Примакова надела мой свитер и пошла на "стрелку". Вернулась она в истерике:
- Ужас, кошмар... - Зубы лязгают о стакан с водой. - Думала, приличный мальчик...
- А он?
- Извращенец! Такое, девочки, мне предложил... Когда жестами и междометиями Примакова объяснила, в чем дело, обе дуры тоже закричали, какой кошмар. При этом всем по 18-19. Я засмеялась, они обиделись.
- По-твоему это нормально?
- Вполне.
- А тебе такое предлагали?
Я вспомнила Жориса из XVI-го округа:
- Раз было.
- В Париже?
-Да.
- Какой кошмар... А ты?
- Сделала, как просил.
- Но это же извращение?
- Нет.
- А что же?
- Это, - говорю им, - петтинг.
Такого слова они не знают. У нас называется "онанизм". И это у нас извращение... Смотрели на меня при этом с таким ужасом, что я пожалела о своей сексуальной откровенности. И разозлилась. Не столько на этот инфантилизм, сколько на подлое лицемерие.
- О'кей... Обнимаетесь, целуетесь. Нормально?
- Нормально...
- Доводите, - говорю, - партнеров до эрекции, себя до мокрых трусов.
- Почему мокрых?
- Ладно... А что потом?
Они с гордостью:
- Девушки отдаются только до пояса. Сверху!

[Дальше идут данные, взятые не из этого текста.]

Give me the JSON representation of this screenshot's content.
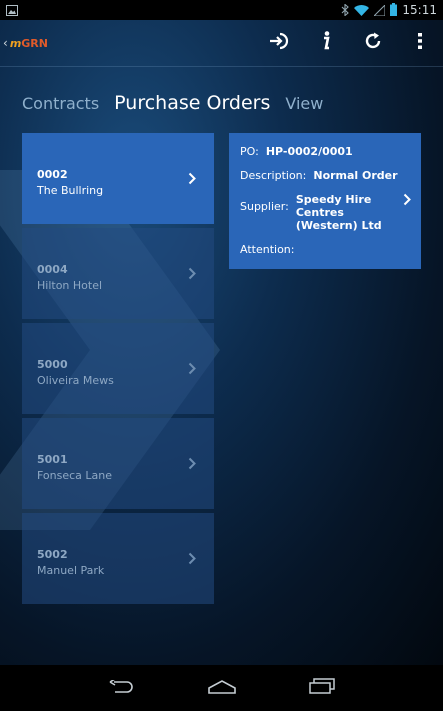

- А что такое blue balls*, не знаете? С его стороны вполне нормально попросить руку. Как минимум.
Всеобщее отвращение.
* "Синие яйца" (ам. арго)
- Взять это в руку? Ф-фу!
- К себе же прикасаетесь?
Все в крик:
- С ума сошла? Конечно, нет! Как в голову могло прийти?..
Ets.
После этого ворочались в постелях. Потом Примакова:
- Инеc, а ты еще девушка?
- Нет, конечно.
- Почему это "конечно"? Мы, например, все девушки.

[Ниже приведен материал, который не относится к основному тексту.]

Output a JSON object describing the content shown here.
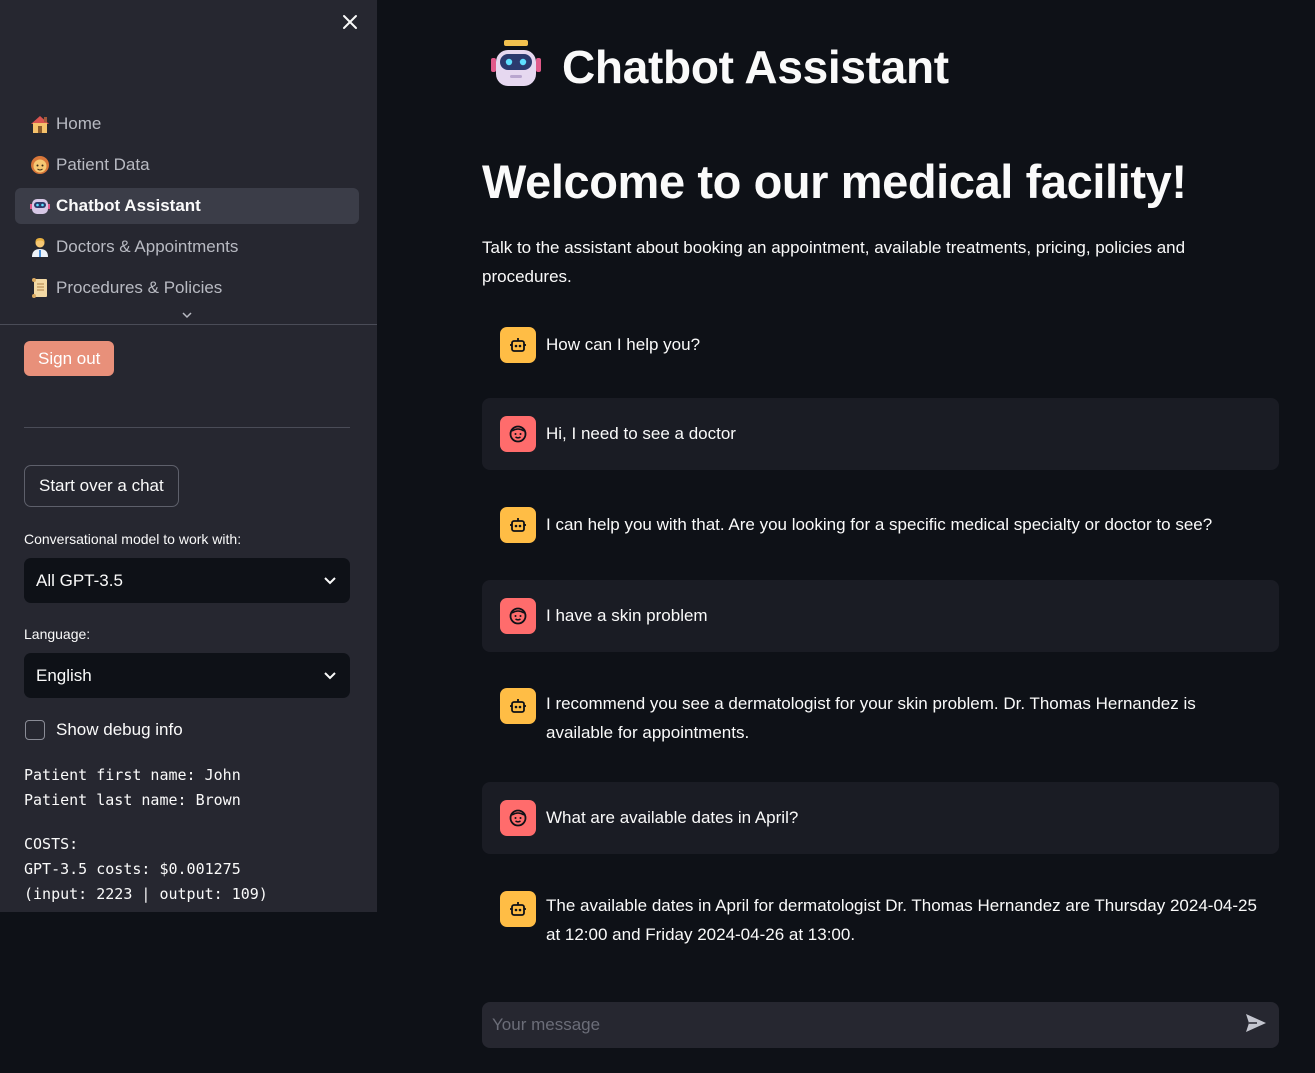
{
  "sidebar": {
    "nav": [
      {
        "label": "Home",
        "icon": "house-emoji-icon"
      },
      {
        "label": "Patient Data",
        "icon": "person-emoji-icon"
      },
      {
        "label": "Chatbot Assistant",
        "icon": "robot-emoji-icon",
        "active": true
      },
      {
        "label": "Doctors & Appointments",
        "icon": "doctor-emoji-icon"
      },
      {
        "label": "Procedures & Policies",
        "icon": "scroll-emoji-icon"
      }
    ],
    "sign_out": "Sign out",
    "start_over": "Start over a chat",
    "model_label": "Conversational model to work with:",
    "model_value": "All GPT-3.5",
    "language_label": "Language:",
    "language_value": "English",
    "debug_label": "Show debug info",
    "debug_checked": false,
    "patient_first": "Patient first name: John",
    "patient_last": "Patient last name: Brown",
    "costs_header": "COSTS:",
    "costs_line": "GPT-3.5 costs: $0.001275",
    "costs_detail": "(input: 2223 | output: 109)"
  },
  "main": {
    "title": "Chatbot Assistant",
    "welcome": "Welcome to our medical facility!",
    "intro": "Talk to the assistant about booking an appointment, available treatments, pricing, policies and procedures.",
    "messages": [
      {
        "role": "assistant",
        "text": "How can I help you?"
      },
      {
        "role": "user",
        "text": "Hi, I need to see a doctor"
      },
      {
        "role": "assistant",
        "text": "I can help you with that. Are you looking for a specific medical specialty or doctor to see?"
      },
      {
        "role": "user",
        "text": "I have a skin problem"
      },
      {
        "role": "assistant",
        "text": "I recommend you see a dermatologist for your skin problem. Dr. Thomas Hernandez is available for appointments."
      },
      {
        "role": "user",
        "text": "What are available dates in April?"
      },
      {
        "role": "assistant",
        "text": "The available dates in April for dermatologist Dr. Thomas Hernandez are Thursday 2024-04-25 at 12:00 and Friday 2024-04-26 at 13:00."
      }
    ],
    "input_placeholder": "Your message"
  },
  "colors": {
    "background": "#0e1117",
    "sidebar": "#262730",
    "assistant_avatar": "#ffbd45",
    "user_avatar": "#ff6c6c",
    "sign_out_button": "#e8907a"
  }
}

- Сочувствую. В этом возрасте вредно.
Они испугались:
- Почему?
- Паутина заводится.
- Нет, серьезно?
В Париже я представляла себе все. Кроме того, что в 19 лет попаду в детский сад.
Свитер я обратно не взяла. Примакова на этой "стрелке" прожгла его сигаретой.
Мой первый советский. Юра. Пригласил на танец, а потом пропал, смутившись от своей эрекции. На следующий день я нашла его комнату. Постучалась, вошла. Юра спал. Во сне он показался мне еще красивей. Я села рядом. Через полчаса он мне разонравился. Настолько, что, уходя, я боялась, что он проснется. Что тогда делать?
Он не проснулся.
* * *
На дипломный семестр Инес Ортега переехала в город. Человек из Испанского центра открыл ей комнату московского испанца, который находился в долгосрочной командировке в Латинской Америке.
Она оказалась в рабочем районе. В коммуналке - с соседями. Один из них сначала называл ее жидовкой и угрожал топором. Но, узнав, что она испанка, вспомнил лозунг "Но пассаран" и стал приглашать на пиво. Он показал ей справку, где был написан его инвалидный диагноз: "Полное затмение центральной нервной системы". Он делал клетки и продавал их на Птичьем рынке.
В другой комнате жила пожилая женщина с матерью-старухой. Мать была верующей, а дочь работала в сборочном цеху и свой инструмент называла "гайкоё...м".
Комната была пуста. Часть отделена шторой на палке с кольцами. Инес купила матрас и устроила за шторой будуар. Решетка вентиляционной трубы в левом углу пола оказалась прямо под изголовьем. Голоса рабочих из котельной были, как снотворное.
Инес купила венский стул и старинное трюмо. Каждое утро она садилась перед зеркалом - работать. Для вдохновения она заглядывала в свой синий документ - вид на жительство для иностранца в СССР. Штамп визы подтверждал, что через три месяца она должна вернуться в Париж. От этого голова шла кругом больше, чем от кофе и первой сигареты. Она уезжала из Парижа никем, а вернется преподавателем. Место в лицее Дидро уже зарезервировано, а это значит - своя квартира, машина и свобода.